Il s’agit de l’étape la plus complexe car les besoins sont souvent difficiles à cerner. Avant de rentrer dans le détail, il faut commencer par lister les catégories de données utiles : données démographiques, médicales, biologiques, sociologiques, économiques…

Ensuite,  ces données peuvent être progressivement détaillées par sous catégories jusqu’à l’obtention d’une liste la plus exhaustive possible. Ce travail est parfois long et fastidieux qui nécessite souvent l’aide d’un ou plusieurs collaborateurs pour parfaire cette liste, notamment lorsque plusieurs disciplines interviennent.

Les stratégies qui permettront d’acquérir ces données doivent être par la suite énoncées : par exemple, collecte de données dans le dossier médical (rétrospective) ou visite médicale spécifique pour générer des données médicale, biologique ou autres dans le cadre d’un recueil prospectif. Là aussi, il est souvent nécessaire d’impliquer différents protagonistes, aussi bien pour déterminer les stratégies les plus efficientes, mais également pour faire appel à leur expertise. Le soutien très en amont de ces acteurs dans la rédaction du projet permet d’éviter bien des écueils, que ce soit dans la génération des données, dans leur modalité de collecte, ou bien dans leur analyse. L’intervention d’attachés de recherche clinique (ARC), de data manager et de statisticiens est très utile à cette étape.

3. Rédiger le protocole de recherche

En recherche clinique, les protocoles sont très standardisés et doivent contenir toutes les informations nécessaires à la gestion de l’étude.

Cette rédaction peut être facilitée si les résultats des discussions et des réflexions à l’étape précédente ont été consignés.

Des trames de protocole, présentes dans l’espace Documentation Membres, peuvent aider à rédiger un projet.

Si le projet est multidisciplinaire et fait intervenir des collaborateurs, il est préférable de leur déléguer la rédaction des chapitres qui relèvent de leur spécialité (« Analyses statistiques » par le statisticien, par exemple).

4. Etablir le budget

A l’étape 2, les besoins humain, matériel, technique et logistique ont été identifiés. La mise en œuvre de ces moyens a été organisée pour répondre à des questions scientifiques précises formalisées sous forme d’un protocole de recherche. Les coûts financiers doivent désormais être prévus. Ils se divisent en 5 catégories  :

  • Salaires

Le temps de travail nécessaire à chaque intervenant pour mener à bien le projet doit être évalué. Déterminer le coût de ces professionnels n’est pas toujours simple lorsqu’ils ont des fonctions diverses. Il est donc préférable de consulter directement les personnes concernées. A titre d’exemple, le coût réel d’un salarié toutes charges comprises représente 2 fois son salaire net.

Attention ! Dans le cadre de la plupart des demandes de financement, ne doivent apparaître que les coûts et les salaires des personnes recrutées pour le projet et non ceux des fonctionnaires impliqués directement dans la Recherche  tels que les maîtres de conférences des universités-praticien hospitalier (MCUPH), professeurs universitaires –praticien hospitalier (PUPH), maîtres de conférence, chargés de recherche…

Collecter, générer, organiser et analyser des données, induisent nécessairement la mobilisation de moyens humains, mais il ne faut pas oublier les coûts du contrôle de la qualité de ces données. En effet, ce contrôle est indispensable à la publication des résultats de l’étude. Evidemment, le temps nécessaire à ce contrôle est proportionnel à la quantité et à la complexité des données.

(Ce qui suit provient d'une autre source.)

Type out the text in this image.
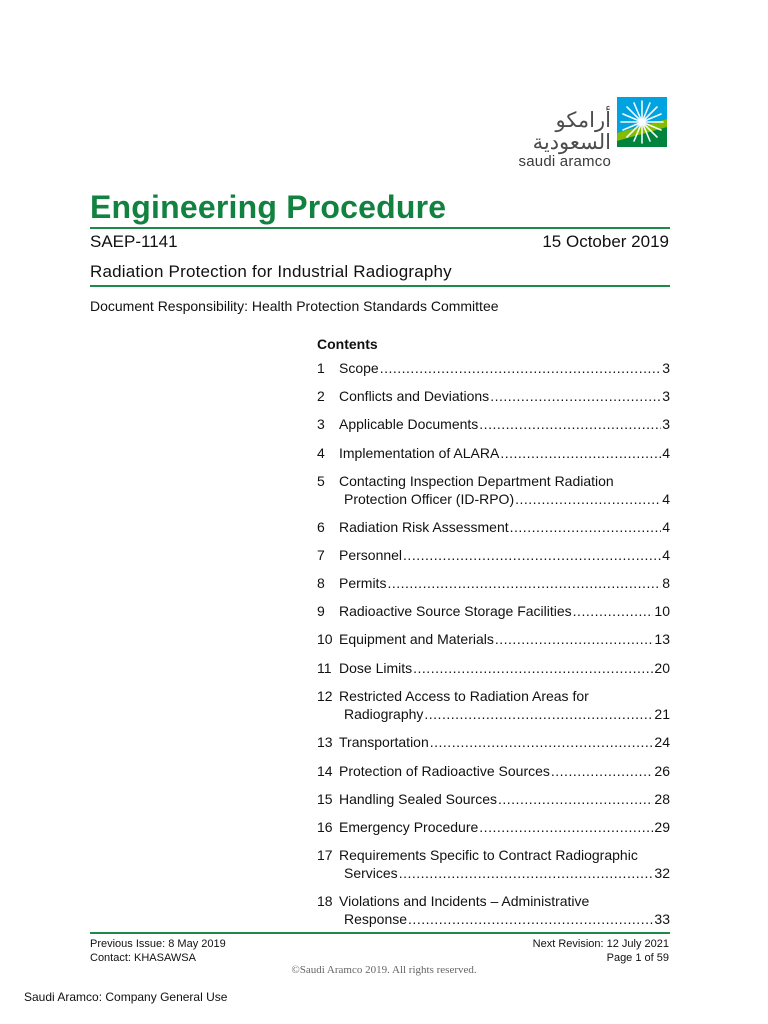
أرامكو السعودية
saudi aramco
Engineering Procedure
SAEP-1141	15 October 2019
Radiation Protection for Industrial Radiography
Document Responsibility: Health Protection Standards Committee
Contents
1	Scope .....	3
2	Conflicts and Deviations .....	3
3	Applicable Documents .....	3
4	Implementation of ALARA .....	4
5	Contacting Inspection Department Radiation
Protection Officer (ID-RPO) .....	4
6	Radiation Risk Assessment .....	4
7	Personnel .....	4
8	Permits .....	8
9	Radioactive Source Storage Facilities .....	10
10 Equipment and Materials .....	13
11 Dose Limits .....	20
12 Restricted Access to Radiation Areas for
Radiography .....	21
13 Transportation .....	24
14 Protection of Radioactive Sources .....	26
15 Handling Sealed Sources .....	28
16 Emergency Procedure .....	29
17 Requirements Specific to Contract Radiographic
Services .....	32
18 Violations and Incidents – Administrative
Response .....	33
Previous Issue: 8 May 2019
Contact: KHASAWSA
Next Revision: 12 July 2021
Page 1 of 59
©Saudi Aramco 2019. All rights reserved.
Saudi Aramco: Company General Use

Bien souvent, les directions de recherche des grands hôpitaux ont des équipes d’ARC moniteur, mais si l’institution ne peut pas proposer ce type de service, il faut envisager de faire sous-traiter ce travail ou d’embaucher un ARC moniteur.

  • Equipements

Selon les projets, il est parfois nécessaire de s’équiper en matériel spécifique (comme des logiciels par exemple, une nouvelle machine).

Il faut être vigilant sur ce point, car bien souvent, l’acquisition d’équipement est soumise à la loi sur l’attribution des marchés publics. Il est difficile d’anticiper le résultat de la mise en concurrence. Certains financeurs conditionnent donc le versement de la tranche équipement à la publication du résultat de l’appel d’offres. Parfois, l’ensemble du financement du projet peut être bloqué dans l’attente de ce résultat.

  • Logistique et technique

La logistique peut prendre une part importante d’un projet et engendrer des frais en matière de collecte, d’acheminement et de conservation de données ou d’échantillons. Les consommables sont souvent sous-estimés dans les projets de recherche institutionnels. Il est donc nécessaire de prévoir une marge de 10% comme par exemple des formulaires de recueil de consentements supplémentaires, car des erreurs de remplissages au cours de la consultation conduisent souvent le clinicien à recommencer sur un nouveau formulaire vierge. Il ne faut pas oublier également de consulter les collaborateurs sur leurs propres frais de consommation notamment lorsqu’il s’agit d’analyses réalisées en local.

  • Valorisation des résultats

Les frais de publication et les frais de déplacement et d’inscription à des congrès peuvent être inclus dans le financement du projet. Ils doivent être cohérents avec les objectifs et la stratégie de publication.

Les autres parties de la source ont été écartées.